[rb-general] SOURCE_PREFIX_MAP and Occam's Razor

John Gilmore gnu at toad.com
Tue Jan 24 03:47:35 CET 2017


> talk is cheap, show me the code

Arrogance is often a useful attitude for a young person, but it's
useful to first determine whether one is in the wrong.  When working
on code that's decades old, reading ChangeLog files is often
educational.

>> At Cygnus in the 1990s we made the GNU tools fully reproducible, even
>> for cross-compilation.  This required dealing with many byte-order
>> issues and floating-point representations and such -- a set of issues
>> that you don't have.  We built the byte-order-independent BFD tools,
>> and the new GNU linker, pretty much from scratch, for just that purpose.

Ximin Luo said:
>Do you have this documented in detail somewhere? There is a difference
>between 100% reproducible and 92% reproducible. We are covering the
>final few %, so forgive me that I am not interested in people who
>claim their stuff is "reproducible" but actually do need things like
>SOURCE_DATE_EPOCH in corner cases that they didn't think about because
>they were too busy telling everyone how they set timestamps to 0
>everywhere.

I thank you for covering the final few %.  It is important work that
needs to be done.

We did not make every program in the universe reproducible.  We made
the GNU tools that we were shipping and supporting -- and all of our
test cases compiled by them -- reproducible.  That includes gcc, gdb,
gas, binutils, gnu make, and a few other things.  Plus several hundred
compiler test cases.  We didn't even have any Linux systems then
(Yggdrasil, the first distro, had its first release in late 1992;
Debian had just started in late 1993); we and all of our customers
were running on proprietary Unix and MSDOS machines.  See:

  "The Daemon, the GNU and the Penguin" by Peter Salus
  http://www.groklaw.net/articlebasic.php?story=20051031235811490

What we did is documented in the code.  I've done some poking around
in early documentation, and it's interesting that I haven't found any
place yet where we specifically and publicly said we made the output
files fully determined by the source files.  We just treated it as a
bug, and fixed it, anytime the object files didn't match bit-for-bit.
It wasn't something to shout about, it was just good engineering.

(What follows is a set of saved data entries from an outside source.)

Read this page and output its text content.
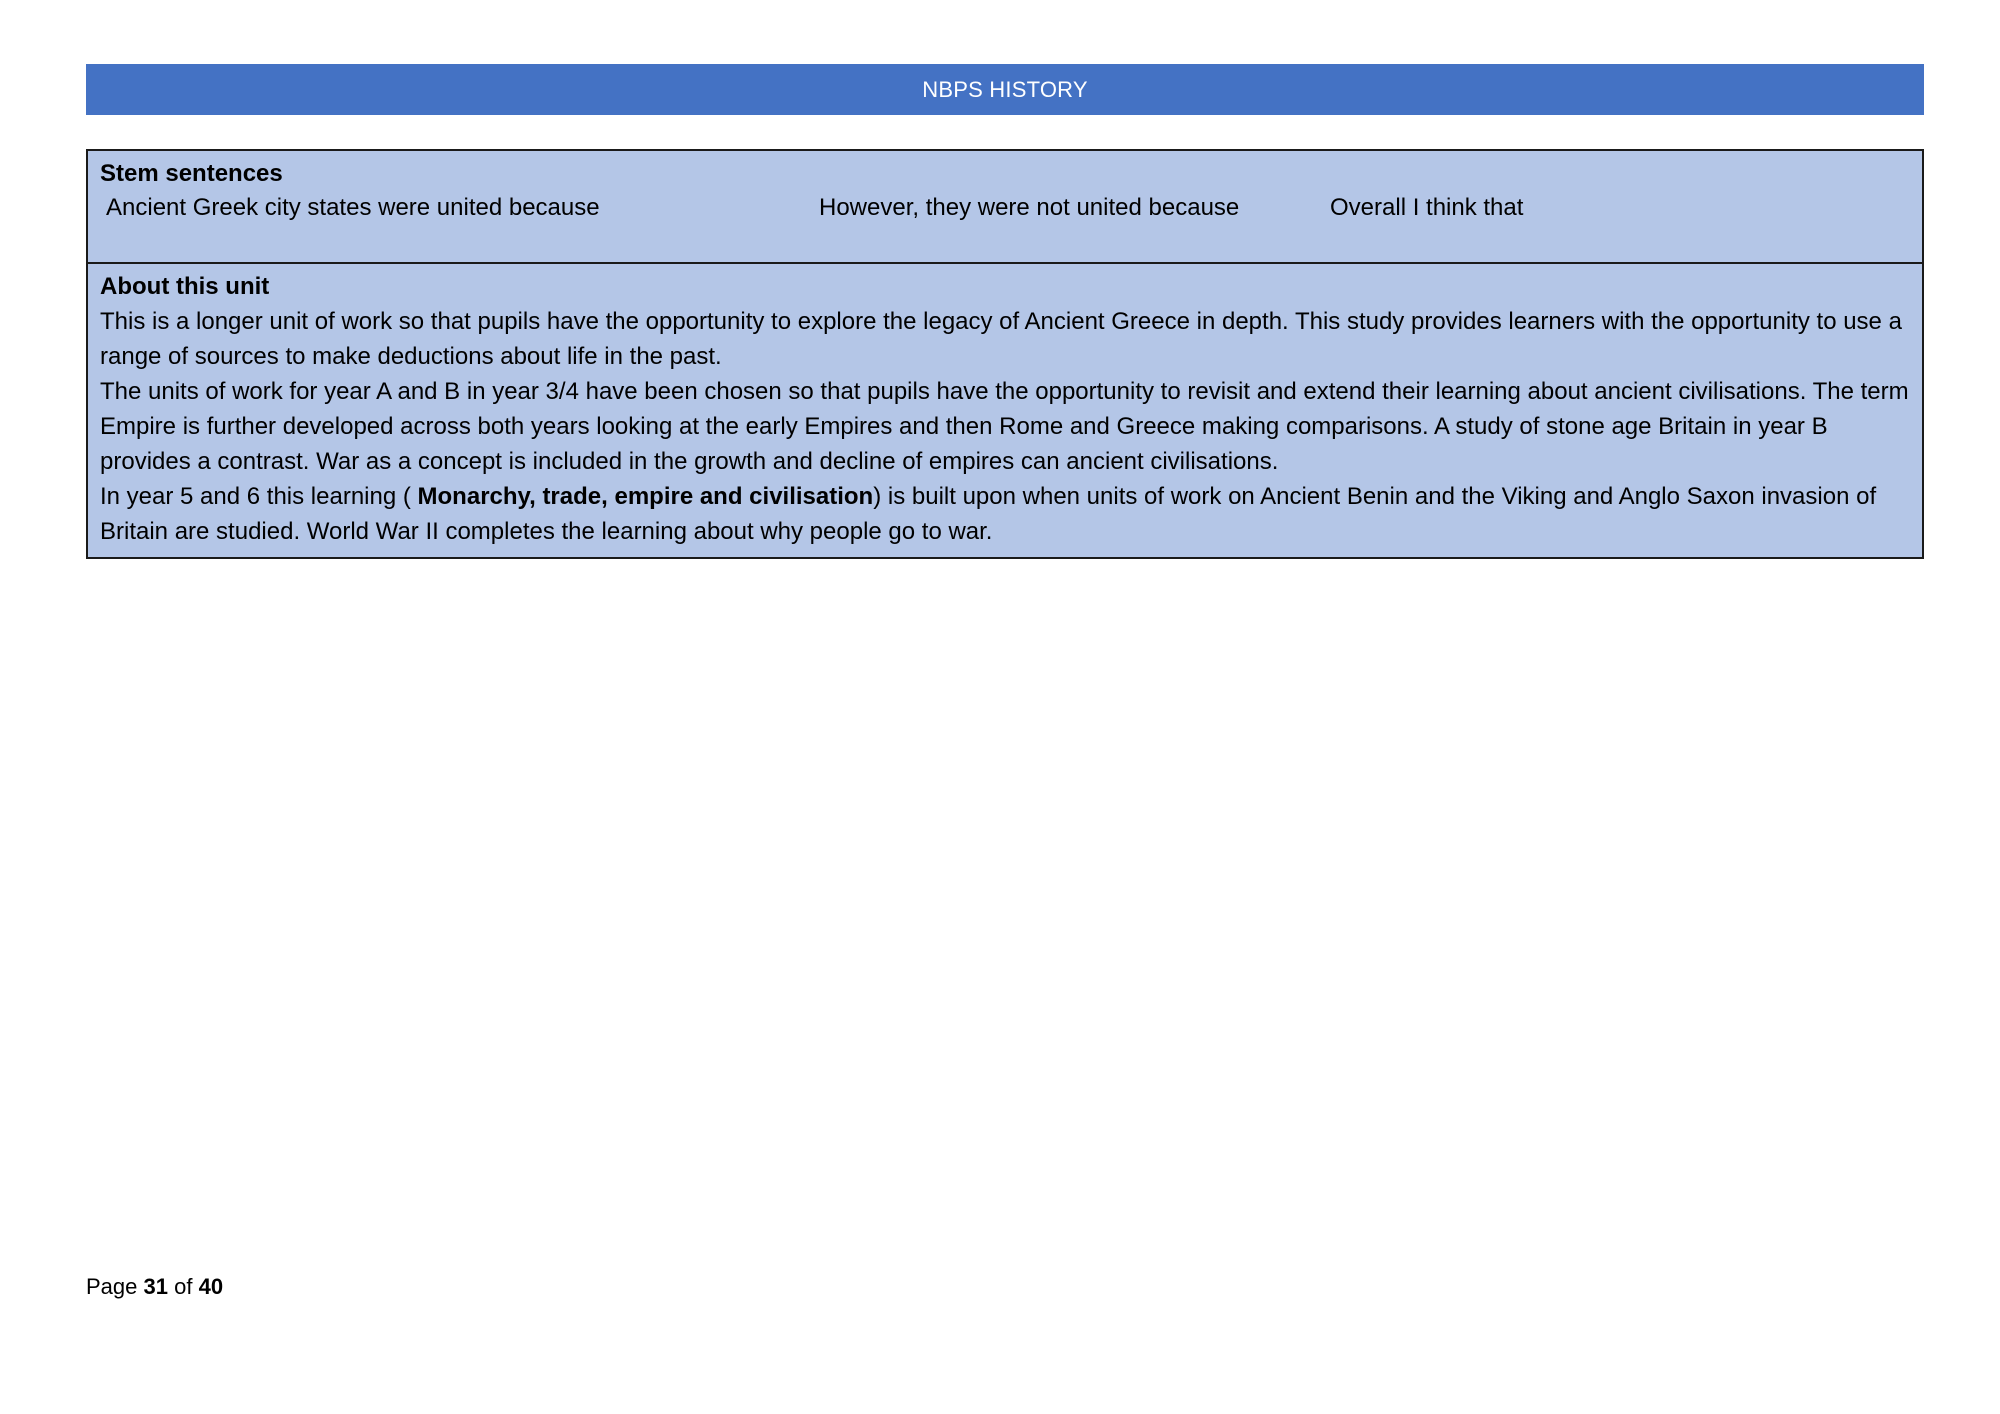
NBPS HISTORY
Stem sentences
Ancient Greek city states were united because	However, they were not united because	Overall I think that
About this unit

This is a longer unit of work so that pupils have the opportunity to explore the legacy of Ancient Greece in depth. This study provides learners with the opportunity to use a range of sources to make deductions about life in the past.

The units of work for year A and B in year 3/4 have been chosen so that pupils have the opportunity to revisit and extend their learning about ancient civilisations. The term Empire is further developed across both years looking at the early Empires and then Rome and Greece making comparisons. A study of stone age Britain in year B provides a contrast. War as a concept is included in the growth and decline of empires can ancient civilisations.

In year 5 and 6 this learning ( Monarchy, trade, empire and civilisation) is built upon when units of work on Ancient Benin and the Viking and Anglo Saxon invasion of Britain are studied. World War II completes the learning about why people go to war.

Page 31 of 40
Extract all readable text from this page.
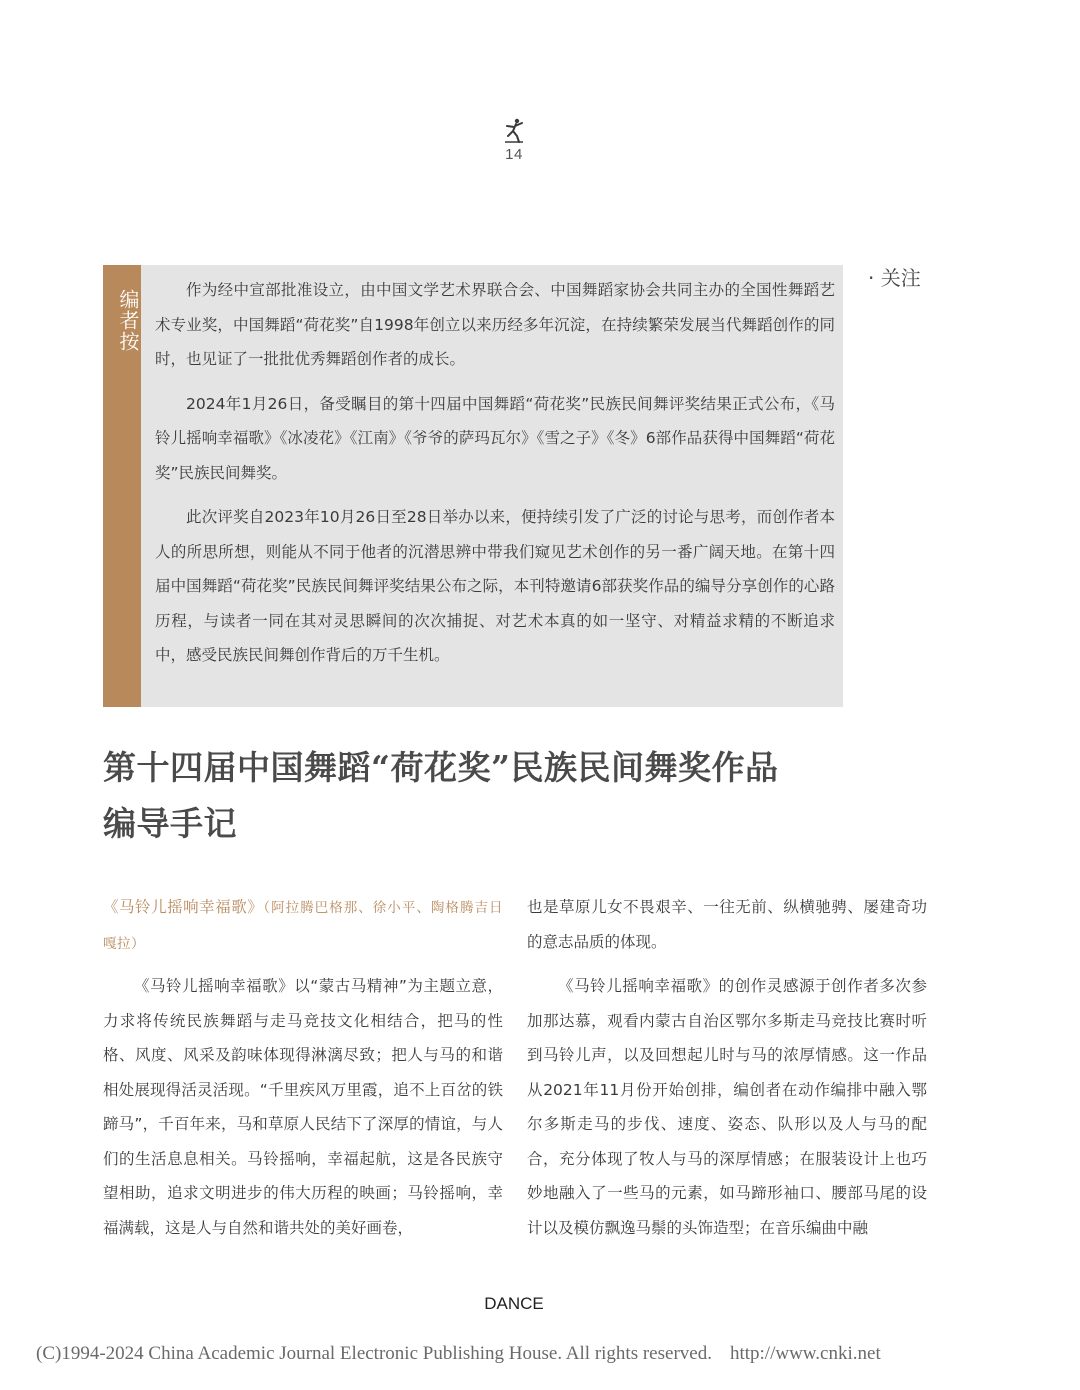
14
· 关注
编者按	作为经中宣部批准设立，由中国文学艺术界联合会、中国舞蹈家协会共同主办的全国性舞蹈艺术专业奖，中国舞蹈“荷花奖”自1998年创立以来历经多年沉淀，在持续繁荣发展当代舞蹈创作的同时，也见证了一批批优秀舞蹈创作者的成长。

2024年1月26日，备受瞩目的第十四届中国舞蹈“荷花奖”民族民间舞评奖结果正式公布，《马铃儿摇响幸福歌》《冰凌花》《江南》《爷爷的萨玛瓦尔》《雪之子》《冬》6部作品获得中国舞蹈“荷花奖”民族民间舞奖。

此次评奖自2023年10月26日至28日举办以来，便持续引发了广泛的讨论与思考，而创作者本人的所思所想，则能从不同于他者的沉潜思辨中带我们窥见艺术创作的另一番广阔天地。在第十四届中国舞蹈“荷花奖”民族民间舞评奖结果公布之际，本刊特邀请6部获奖作品的编导分享创作的心路历程，与读者一同在其对灵思瞬间的次次捕捉、对艺术本真的如一坚守、对精益求精的不断追求中，感受民族民间舞创作背后的万千生机。

第十四届中国舞蹈“荷花奖”民族民间舞奖作品
编导手记

《马铃儿摇响幸福歌》（阿拉腾巴格那、徐小平、陶格腾吉日嘎拉）

《马铃儿摇响幸福歌》以“蒙古马精神”为主题立意，力求将传统民族舞蹈与走马竞技文化相结合，把马的性格、风度、风采及韵味体现得淋漓尽致；把人与马的和谐相处展现得活灵活现。“千里疾风万里霞，追不上百岔的铁蹄马”，千百年来，马和草原人民结下了深厚的情谊，与人们的生活息息相关。马铃摇响，幸福起航，这是各民族守望相助，追求文明进步的伟大历程的映画；马铃摇响，幸福满载，这是人与自然和谐共处的美好画卷，

也是草原儿女不畏艰辛、一往无前、纵横驰骋、屡建奇功的意志品质的体现。

《马铃儿摇响幸福歌》的创作灵感源于创作者多次参加那达慕，观看内蒙古自治区鄂尔多斯走马竞技比赛时听到马铃儿声，以及回想起儿时与马的浓厚情感。这一作品从2021年11月份开始创排，编创者在动作编排中融入鄂尔多斯走马的步伐、速度、姿态、队形以及人与马的配合，充分体现了牧人与马的深厚情感；在服装设计上也巧妙地融入了一些马的元素，如马蹄形袖口、腰部马尾的设计以及模仿飘逸马鬃的头饰造型；在音乐编曲中融

DANCE
(C)1994-2024 China Academic Journal Electronic Publishing House. All rights reserved. http://www.cnki.net
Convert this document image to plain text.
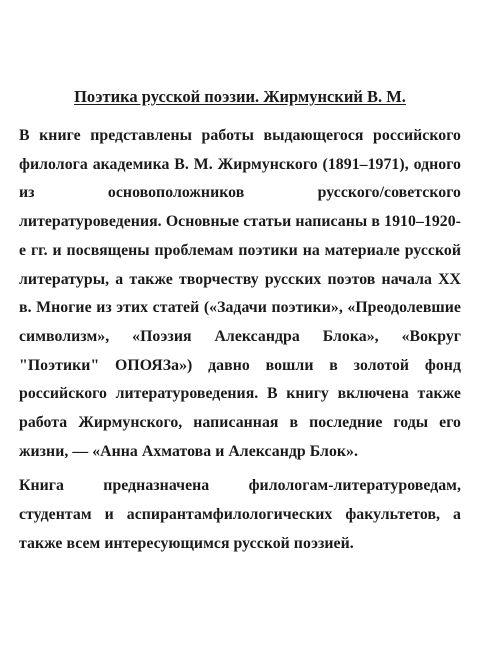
Поэтика русской поэзии. Жирмунский В. М.

В книге представлены работы выдающегося российского филолога академика В. М. Жирмунского (1891–1971), одного из основоположников русского/советского литературоведения. Основные статьи написаны в 1910–1920-е гг. и посвящены проблемам поэтики на материале русской литературы, а также творчеству русских поэтов начала XX в. Многие из этих статей («Задачи поэтики», «Преодолевшие символизм», «Поэзия Александра Блока», «Вокруг "Поэтики" ОПОЯЗа») давно вошли в золотой фонд российского литературоведения. В книгу включена также работа Жирмунского, написанная в последние годы его жизни, — «Анна Ахматова и Александр Блок».

Книга предназначена филологам-литературоведам, студентам и аспирантамфилологических факультетов, а также всем интересующимся русской поэзией.
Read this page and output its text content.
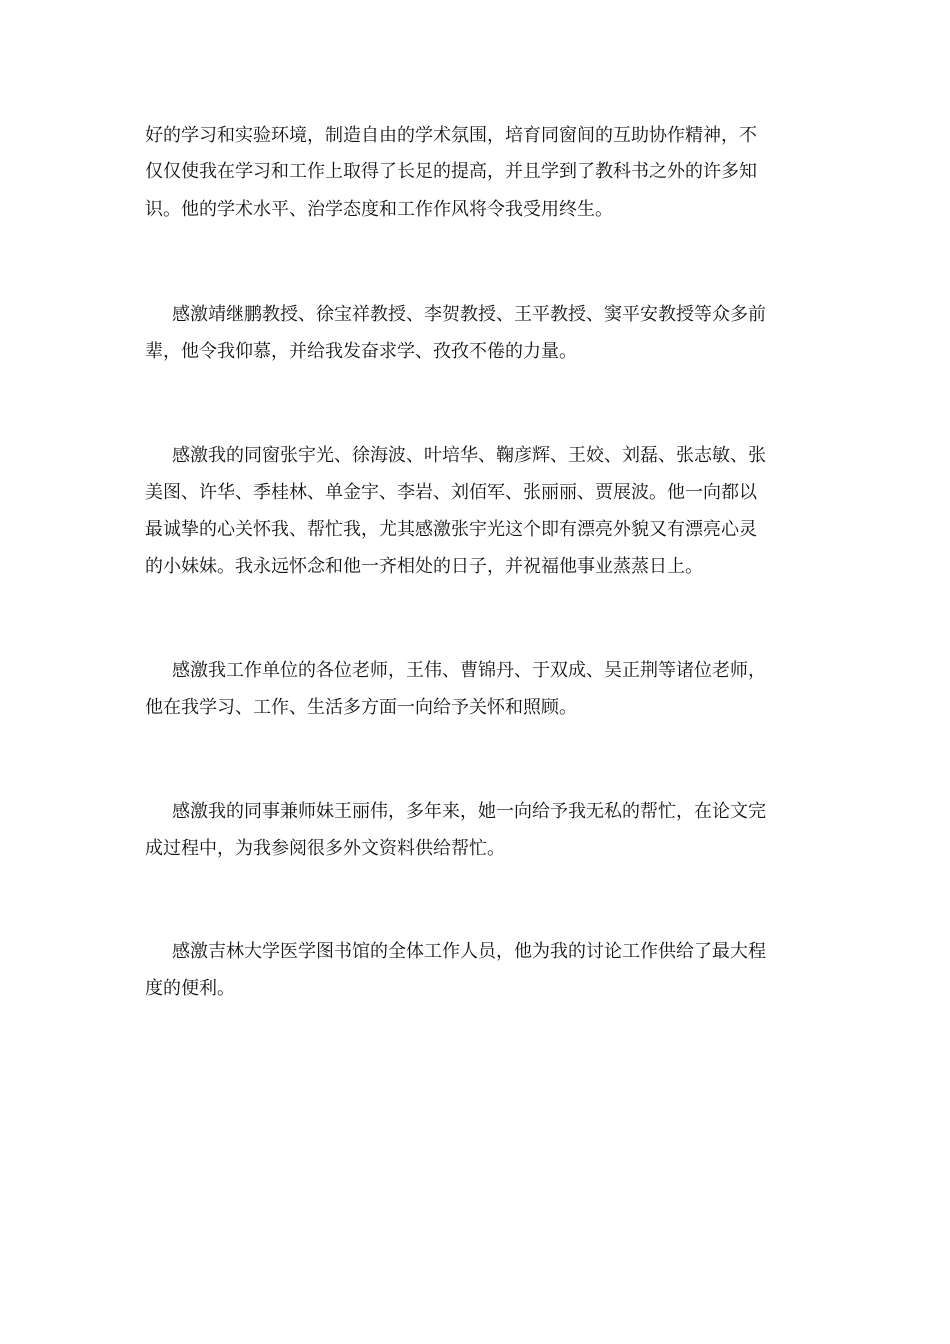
好的学习和实验环境，制造自由的学术氛围，培育同窗间的互助协作精神，不
仅仅使我在学习和工作上取得了长足的提高，并且学到了教科书之外的许多知
识。他的学术水平、治学态度和工作作风将令我受用终生。
感激靖继鹏教授、徐宝祥教授、李贺教授、王平教授、窦平安教授等众多前
辈，他令我仰慕，并给我发奋求学、孜孜不倦的力量。
感激我的同窗张宇光、徐海波、叶培华、鞠彦辉、王姣、刘磊、张志敏、张
美图、许华、季桂林、单金宇、李岩、刘佰军、张丽丽、贾展波。他一向都以
最诚挚的心关怀我、帮忙我，尤其感激张宇光这个即有漂亮外貌又有漂亮心灵
的小妹妹。我永远怀念和他一齐相处的日子，并祝福他事业蒸蒸日上。
感激我工作单位的各位老师，王伟、曹锦丹、于双成、吴正荆等诸位老师，
他在我学习、工作、生活多方面一向给予关怀和照顾。
感激我的同事兼师妹王丽伟，多年来，她一向给予我无私的帮忙，在论文完
成过程中，为我参阅很多外文资料供给帮忙。
感激吉林大学医学图书馆的全体工作人员，他为我的讨论工作供给了最大程
度的便利。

Originally the GNU tools only worked native; we improved 'em.  I made
the first GCC cross-compiler in about March 1990, but it was a
one-shot release for a single customer.  We made six or eight of those
one-shots for various platforms.  It got hard to support each customer
out of a unique source tree, so we invested the time to make the whole
thing configurable in one tree.  Cygnus was the first to build and
ship and support a suite of GNU cross-compilers, from a single source
tree, in October 1992.  These did have object-file differences in the
timestamps, and in some floating point constants, i.e. they weren't
fully deterministic, but the cross-compiler bear was finally starting
to dance.

Nine months later, we shipped our fourth major multi-platform
supported GNU compiler release (93q2) in June 1993.  Compiling the
same source files on 8 of the 9 different host systems, for the
Motorola 68000 target (among 10 target environments using 5 different
CPU chips), produced exactly bit-for-bit identical object files.  Part
of making this happen was by adding a "-gnodir" switch to gcc that
suppressed the directory from the debug information.  (RMS, who was
maintaining GCC at the time, suggested merely dropping the directory
name in all cases.  We left that issue unresolved pending a later
merge with his version of the code.)

The only difference between the files produced on different platforms
was a minor "release notes" issue about excess precision in floating
point numbers when cross-compiling from the 9th host platform, the IBM
RS/6000 (see below; it got resolved in later releases).  We verified
this with the DejaGnu test framework, which we designed and built as
part of this effort.  Just to get the GNU tools to build cleanly on
all those platforms, and to test them in both native UNIX and MSDOS
systems, and in embedded boards without an operating system, took a
team of 6 or 8 talented people many months.  We had to design and
build the first "configure" script, also.  (My apologies to everyone
for how complicated autoconf has become in the intervening 25 years).
Emails documenting some of this are below.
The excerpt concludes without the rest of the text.